Kunstinstallation am Hotel Europa © David Schreyer
Menschen erinnern sich selten an einzelne Werbeanzeigen. Sie erinnern sich an Gefühle, Stimmungen und Bilder. Genau deshalb ist die Bildsprache einer der wichtigsten Bausteine einer starken Marke.
Bilder transportieren Emotionen schneller als jedes geschriebene Wort. Sie schaffen Vertrauen, vermitteln Haltung und erzählen Geschichten. Noch bevor ein Logo erkannt oder ein Text gelesen wird, entsteht bereits ein erster Eindruck. Dieser entscheidet oft darüber, ob eine Marke als glaubwürdig, sympathisch oder professionell wahrgenommen wird.
Eine starke Bildsprache folgt dabei keinem Zufall. Sie ist bewusst gestaltet und zieht sich konsequent durch alle Projekte, Medien und Kommunikationskanäle. Dadurch entsteht Wiedererkennbarkeit. Einzelne Bilder werden Teil eines größeren Ganzen und stärken langfristig die Wahrnehmung der Marke.

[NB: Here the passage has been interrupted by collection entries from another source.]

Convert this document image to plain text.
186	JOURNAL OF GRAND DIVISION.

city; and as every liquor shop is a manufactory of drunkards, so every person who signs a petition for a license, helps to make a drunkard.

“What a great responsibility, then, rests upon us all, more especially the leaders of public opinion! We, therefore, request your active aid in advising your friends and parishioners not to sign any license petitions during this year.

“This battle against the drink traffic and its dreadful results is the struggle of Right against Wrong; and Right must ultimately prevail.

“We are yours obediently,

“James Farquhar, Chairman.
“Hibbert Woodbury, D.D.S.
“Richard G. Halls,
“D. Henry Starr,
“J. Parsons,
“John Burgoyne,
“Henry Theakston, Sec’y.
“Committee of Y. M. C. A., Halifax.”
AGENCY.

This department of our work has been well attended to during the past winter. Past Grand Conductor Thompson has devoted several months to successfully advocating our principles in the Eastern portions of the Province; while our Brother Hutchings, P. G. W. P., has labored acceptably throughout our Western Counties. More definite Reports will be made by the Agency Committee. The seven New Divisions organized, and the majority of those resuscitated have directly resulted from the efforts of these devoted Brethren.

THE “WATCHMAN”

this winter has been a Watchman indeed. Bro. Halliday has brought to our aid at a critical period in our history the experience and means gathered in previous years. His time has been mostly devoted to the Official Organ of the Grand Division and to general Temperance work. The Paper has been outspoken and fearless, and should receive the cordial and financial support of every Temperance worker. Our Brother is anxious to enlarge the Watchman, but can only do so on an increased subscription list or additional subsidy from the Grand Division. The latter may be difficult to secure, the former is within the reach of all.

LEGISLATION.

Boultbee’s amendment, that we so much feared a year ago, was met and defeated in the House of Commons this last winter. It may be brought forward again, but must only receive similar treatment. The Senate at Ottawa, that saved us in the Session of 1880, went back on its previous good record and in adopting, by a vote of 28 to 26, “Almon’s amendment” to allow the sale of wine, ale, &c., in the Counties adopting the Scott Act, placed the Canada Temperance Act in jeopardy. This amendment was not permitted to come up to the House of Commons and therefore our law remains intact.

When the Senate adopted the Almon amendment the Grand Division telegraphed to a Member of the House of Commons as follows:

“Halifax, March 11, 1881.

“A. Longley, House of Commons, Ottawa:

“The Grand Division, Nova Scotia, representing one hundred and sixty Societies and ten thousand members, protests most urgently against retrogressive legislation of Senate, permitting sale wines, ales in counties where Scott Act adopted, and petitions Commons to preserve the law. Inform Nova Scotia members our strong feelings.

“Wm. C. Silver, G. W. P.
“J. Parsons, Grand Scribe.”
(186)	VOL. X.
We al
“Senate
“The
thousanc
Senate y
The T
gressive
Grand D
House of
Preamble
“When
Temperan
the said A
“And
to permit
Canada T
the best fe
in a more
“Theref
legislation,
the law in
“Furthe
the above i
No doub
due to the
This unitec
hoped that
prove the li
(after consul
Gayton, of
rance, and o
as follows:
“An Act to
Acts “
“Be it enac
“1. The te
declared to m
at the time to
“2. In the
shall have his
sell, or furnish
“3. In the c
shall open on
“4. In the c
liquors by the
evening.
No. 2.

Besonders wichtig ist dabei die emotionale Ebene. Authentisch wirkende Momente, echte Menschen und glaubwürdige Situationen schaffen Nähe. Sie machen sichtbar, wofür eine Organisation steht und welche Werte sie vertritt. Gute Markenfotografie zeigt nicht nur Produkte oder Dienstleistungen – sie zeigt Charakter.
Die Einheitlichkeit der Bildsprache bedeutet dabei nicht Gleichförmigkeit. Unterschiedliche Projekte dürfen unterschiedliche Geschichten erzählen. Entscheidend ist, dass sie einer gemeinsamen visuellen Haltung folgen. So entsteht ein konsistentes Markenerlebnis über alle Berührungspunkte hinweg.
Alle Fotografien im Rahmen dieses Erscheinungsbildes folgen diesem Grundgedanken und tragen dazu bei, die Marke emotional aufzuladen und nachhaltig wiedererkennbar zu machen.